Fully agreed! (I think we're only having this conversation because of the feedback that upstream didn't seem to be around anymore)
With open source, an upstream always exists: just make a new fork. Indeed, I see that as a possible outcome with ltrace; however, I hope the original author will surface long enough to pass the reigns gracefully.
On Wed, Oct 06, 2010, Michael Hope wrote:
Hmm. There's a conflict there. One requirement is to be 'traceable back to the upstream version'. If we pick up random patches then that is hard and calling it ltrace-linaro makes sense.
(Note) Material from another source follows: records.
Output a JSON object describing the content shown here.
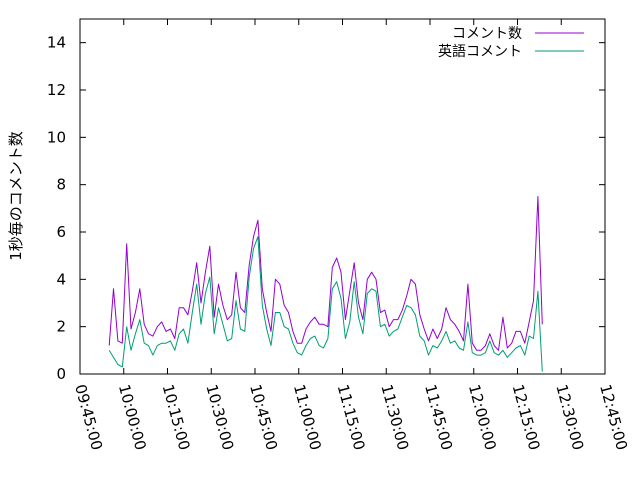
{
  "chart_data": {
    "type": "line",
    "title": "",
    "xlabel": "",
    "ylabel": "1秒毎のコメント数",
    "grid": false,
    "legend_position": "top-right",
    "xlim": [
      "09:45:00",
      "12:45:00"
    ],
    "ylim": [
      0,
      15
    ],
    "x_ticks": [
      "09:45:00",
      "10:00:00",
      "10:15:00",
      "10:30:00",
      "10:45:00",
      "11:00:00",
      "11:15:00",
      "11:30:00",
      "11:45:00",
      "12:00:00",
      "12:15:00",
      "12:30:00",
      "12:45:00"
    ],
    "y_ticks": [
      0,
      2,
      4,
      6,
      8,
      10,
      12,
      14
    ],
    "x_start": "09:55:00",
    "x_step_seconds": 90,
    "series": [
      {
        "name": "コメント数",
        "color": "#9400d3",
        "values": [
          1.2,
          3.6,
          1.4,
          1.3,
          5.5,
          1.9,
          2.6,
          3.6,
          2.1,
          1.7,
          1.6,
          2.0,
          2.2,
          1.8,
          1.9,
          1.5,
          2.8,
          2.8,
          2.5,
          3.5,
          4.7,
          3.0,
          4.3,
          5.4,
          2.4,
          3.8,
          2.9,
          2.3,
          2.5,
          4.3,
          2.8,
          2.6,
          4.6,
          5.8,
          6.5,
          3.6,
          2.6,
          1.8,
          4.0,
          3.8,
          2.9,
          2.6,
          1.8,
          1.3,
          1.3,
          1.9,
          2.2,
          2.4,
          2.1,
          2.1,
          2.0,
          4.5,
          4.9,
          4.3,
          2.3,
          3.5,
          4.7,
          3.0,
          2.3,
          4.0,
          4.3,
          4.0,
          2.6,
          2.7,
          2.0,
          2.3,
          2.3,
          2.7,
          3.3,
          4.0,
          3.8,
          2.5,
          1.9,
          1.4,
          1.9,
          1.5,
          1.9,
          2.8,
          2.3,
          2.1,
          1.8,
          1.4,
          3.8,
          1.3,
          1.0,
          1.0,
          1.2,
          1.7,
          1.2,
          1.0,
          2.4,
          1.1,
          1.3,
          1.8,
          1.8,
          1.3,
          2.2,
          3.1,
          7.5,
          2.1
        ]
      },
      {
        "name": "英語コメント",
        "color": "#009e73",
        "values": [
          1.0,
          0.7,
          0.4,
          0.3,
          2.0,
          1.0,
          1.7,
          2.3,
          1.3,
          1.2,
          0.8,
          1.2,
          1.3,
          1.3,
          1.4,
          1.0,
          1.7,
          1.9,
          1.3,
          2.6,
          3.8,
          2.1,
          3.4,
          4.1,
          1.7,
          2.8,
          2.1,
          1.4,
          1.5,
          3.1,
          1.9,
          1.8,
          4.1,
          5.3,
          5.8,
          2.9,
          1.9,
          1.2,
          2.6,
          2.6,
          2.0,
          1.9,
          1.3,
          0.9,
          0.8,
          1.2,
          1.5,
          1.6,
          1.2,
          1.1,
          1.5,
          3.6,
          3.9,
          3.2,
          1.5,
          2.2,
          3.9,
          2.4,
          1.7,
          3.4,
          3.6,
          3.5,
          2.0,
          2.1,
          1.6,
          1.8,
          1.9,
          2.4,
          2.9,
          2.8,
          2.5,
          1.6,
          1.4,
          0.8,
          1.2,
          1.1,
          1.4,
          1.8,
          1.3,
          1.4,
          1.1,
          1.0,
          2.2,
          0.9,
          0.8,
          0.8,
          0.9,
          1.4,
          0.9,
          0.8,
          1.0,
          0.7,
          0.9,
          1.1,
          1.2,
          0.8,
          1.6,
          1.5,
          3.5,
          0.1
        ]
      }
    ]
  }
}
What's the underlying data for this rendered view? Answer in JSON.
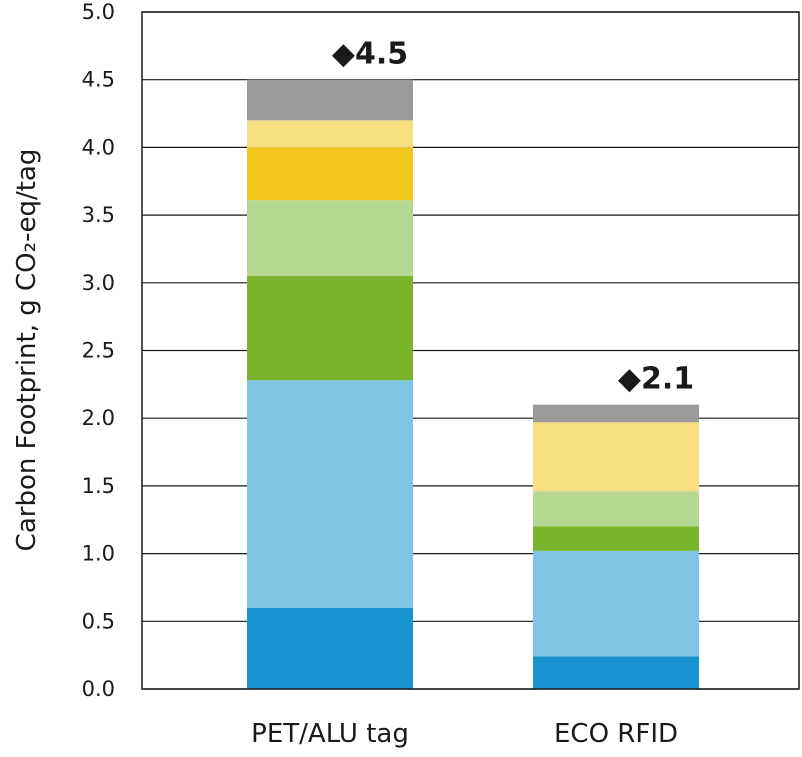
{
  "chart_data": {
    "type": "bar",
    "stacked": true,
    "categories": [
      "PET/ALU tag",
      "ECO RFID"
    ],
    "ylabel": "Carbon Footprint, g CO₂-eq/tag",
    "ylim": [
      0,
      5
    ],
    "yticks": [
      "0.0",
      "0.5",
      "1.0",
      "1.5",
      "2.0",
      "2.5",
      "3.0",
      "3.5",
      "4.0",
      "4.5",
      "5.0"
    ],
    "grid": true,
    "legend": "none",
    "totals": [
      "◆4.5",
      "◆2.1"
    ],
    "series": [
      {
        "color": "#1a94d0",
        "values": [
          0.6,
          0.24
        ]
      },
      {
        "color": "#80c4e3",
        "values": [
          1.68,
          0.78
        ]
      },
      {
        "color": "#79b42c",
        "values": [
          0.77,
          0.18
        ]
      },
      {
        "color": "#b5d78f",
        "values": [
          0.56,
          0.26
        ]
      },
      {
        "color": "#f2c81e",
        "values": [
          0.39,
          0.0
        ]
      },
      {
        "color": "#f7df81",
        "values": [
          0.2,
          0.51
        ]
      },
      {
        "color": "#9a9a9a",
        "values": [
          0.3,
          0.13
        ]
      }
    ]
  }
}
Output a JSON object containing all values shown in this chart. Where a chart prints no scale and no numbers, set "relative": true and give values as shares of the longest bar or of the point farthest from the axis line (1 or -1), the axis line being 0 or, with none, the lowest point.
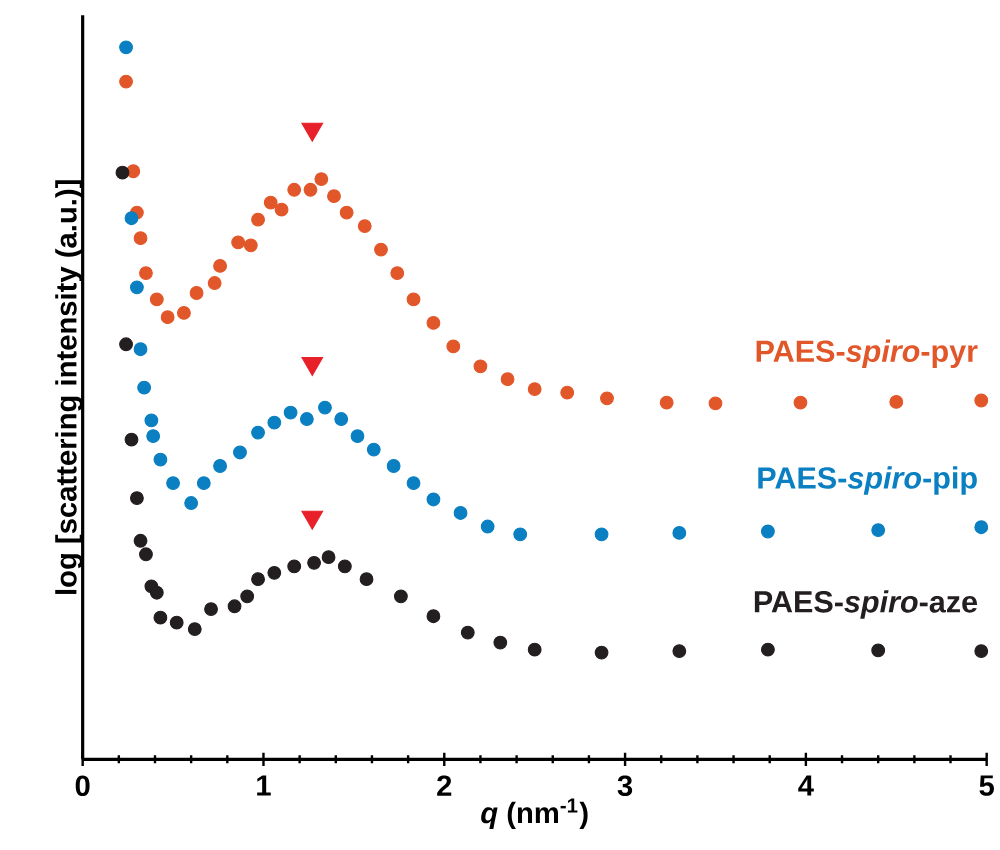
{
  "chart_data": {
    "type": "scatter",
    "relative": true,
    "xlabel": "*q* (nm$^{-1}$)",
    "ylabel": "log [scattering intensity (a.u.)]",
    "xlim": [
      0,
      5
    ],
    "xticks": [
      0,
      1,
      2,
      3,
      4,
      5
    ],
    "grid": false,
    "series": [
      {
        "name": "PAES-*spiro*-pyr",
        "color": "#e2572a",
        "marker": "circle",
        "x": [
          0.24,
          0.28,
          0.3,
          0.32,
          0.35,
          0.41,
          0.47,
          0.56,
          0.63,
          0.73,
          0.76,
          0.86,
          0.93,
          0.97,
          1.04,
          1.1,
          1.17,
          1.26,
          1.32,
          1.39,
          1.46,
          1.56,
          1.65,
          1.74,
          1.83,
          1.94,
          2.05,
          2.2,
          2.35,
          2.5,
          2.68,
          2.9,
          3.23,
          3.5,
          3.97,
          4.5,
          4.97
        ],
        "values": [
          0.952,
          0.826,
          0.768,
          0.732,
          0.683,
          0.646,
          0.621,
          0.627,
          0.655,
          0.669,
          0.693,
          0.726,
          0.722,
          0.758,
          0.782,
          0.772,
          0.8,
          0.8,
          0.815,
          0.791,
          0.768,
          0.749,
          0.716,
          0.683,
          0.646,
          0.613,
          0.58,
          0.552,
          0.534,
          0.52,
          0.515,
          0.507,
          0.501,
          0.5,
          0.501,
          0.502,
          0.504
        ]
      },
      {
        "name": "PAES-*spiro*-pip",
        "color": "#0a7fc1",
        "marker": "circle",
        "x": [
          0.24,
          0.27,
          0.3,
          0.32,
          0.34,
          0.38,
          0.39,
          0.43,
          0.5,
          0.6,
          0.67,
          0.76,
          0.87,
          0.97,
          1.06,
          1.15,
          1.24,
          1.34,
          1.43,
          1.52,
          1.61,
          1.72,
          1.83,
          1.94,
          2.09,
          2.24,
          2.42,
          2.87,
          3.3,
          3.79,
          4.4,
          4.97
        ],
        "values": [
          1.0,
          0.76,
          0.663,
          0.576,
          0.522,
          0.476,
          0.454,
          0.421,
          0.388,
          0.36,
          0.388,
          0.412,
          0.431,
          0.459,
          0.473,
          0.487,
          0.478,
          0.494,
          0.478,
          0.454,
          0.435,
          0.412,
          0.388,
          0.365,
          0.346,
          0.327,
          0.316,
          0.316,
          0.318,
          0.32,
          0.322,
          0.326
        ]
      },
      {
        "name": "PAES-*spiro*-aze",
        "color": "#231f20",
        "marker": "circle",
        "x": [
          0.22,
          0.24,
          0.27,
          0.3,
          0.32,
          0.35,
          0.38,
          0.41,
          0.43,
          0.52,
          0.62,
          0.71,
          0.84,
          0.91,
          0.97,
          1.06,
          1.17,
          1.28,
          1.36,
          1.45,
          1.57,
          1.76,
          1.94,
          2.13,
          2.31,
          2.5,
          2.87,
          3.3,
          3.79,
          4.4,
          4.97
        ],
        "values": [
          0.824,
          0.583,
          0.449,
          0.367,
          0.307,
          0.288,
          0.243,
          0.234,
          0.199,
          0.192,
          0.183,
          0.211,
          0.215,
          0.229,
          0.253,
          0.262,
          0.271,
          0.276,
          0.284,
          0.271,
          0.253,
          0.229,
          0.201,
          0.178,
          0.164,
          0.154,
          0.15,
          0.152,
          0.154,
          0.153,
          0.152
        ]
      },
      {
        "color": "#e8202a",
        "marker": "triangle",
        "x": [
          1.27,
          1.27,
          1.27
        ],
        "values": [
          0.885,
          0.556,
          0.34
        ]
      }
    ]
  }
}
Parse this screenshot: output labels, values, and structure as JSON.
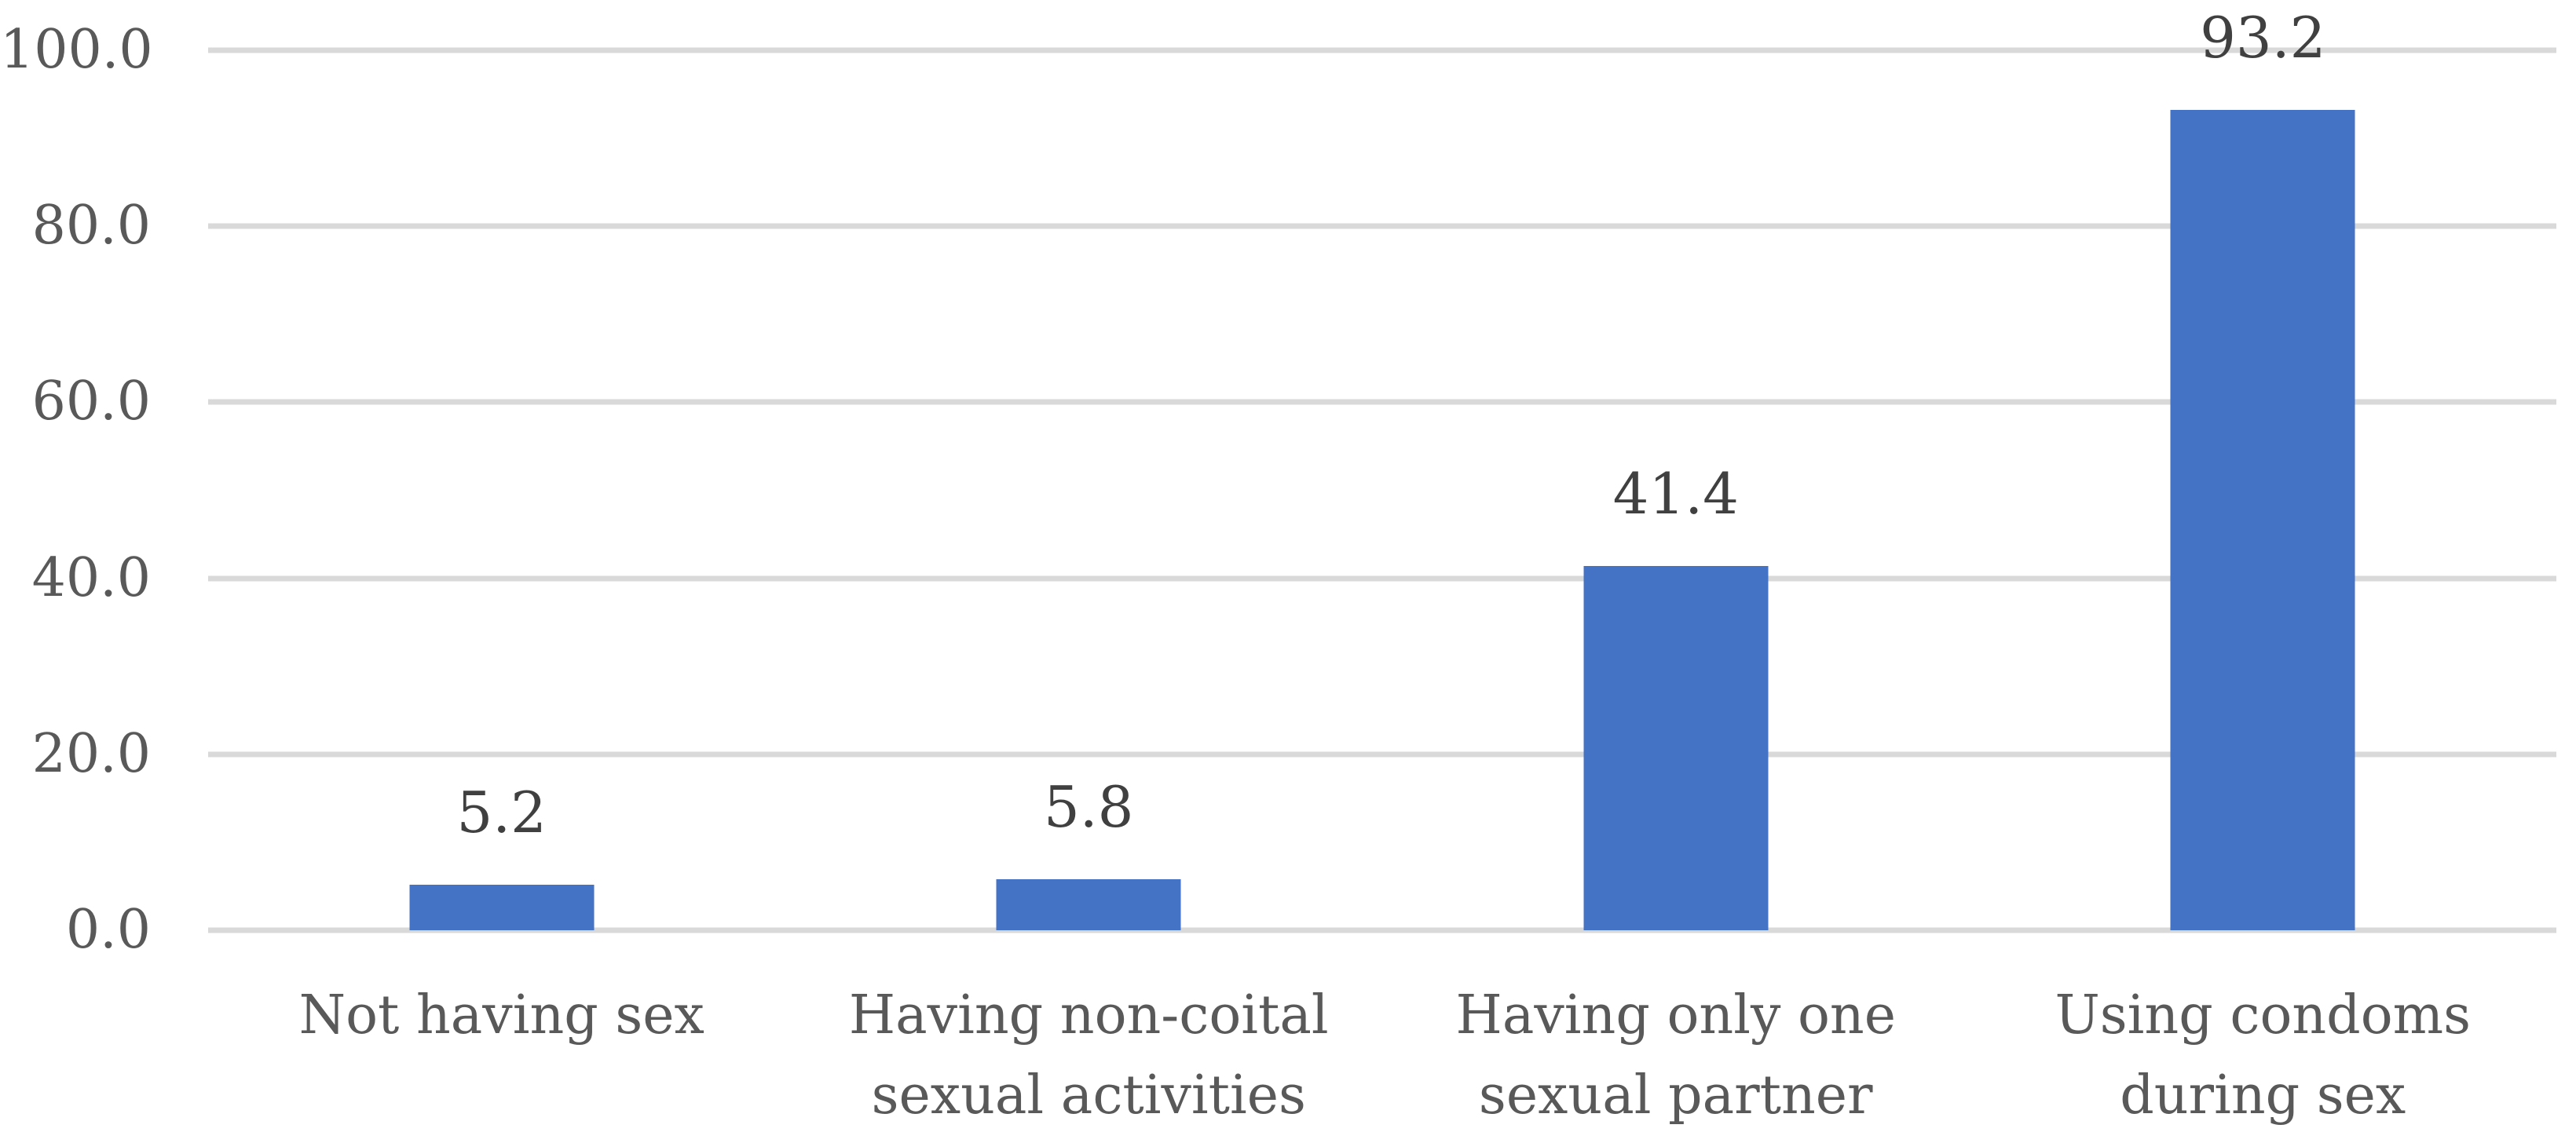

However, we also want later upstream ltrace release to automatically obsolete ours.
That's fair; I guess changing just the upstream version to carry linaro, e.g. 0.5.3+linaro1, would work.
It might be easier to just drop a patch at the packaging level and not worry about releasing a tarball, but I certainly imagine how you came to rolling a tarball as that's more elegant to release than a patch
If we release a 'ltrace-linaro', which turns into the Ubuntu package 'ltrace-linaro', can it be superseded by a later 'ltrace' release?
Well it would be more work than the version trick above
Note however that you don't really know whether the next ltrace will have the patch or not, or a different patch. It's also hard to make sure you don't supersede an upstream version you didn't intend to supersede, or vice-versa: upstream could pick any next version number they like, and it might be earlier or later than yours.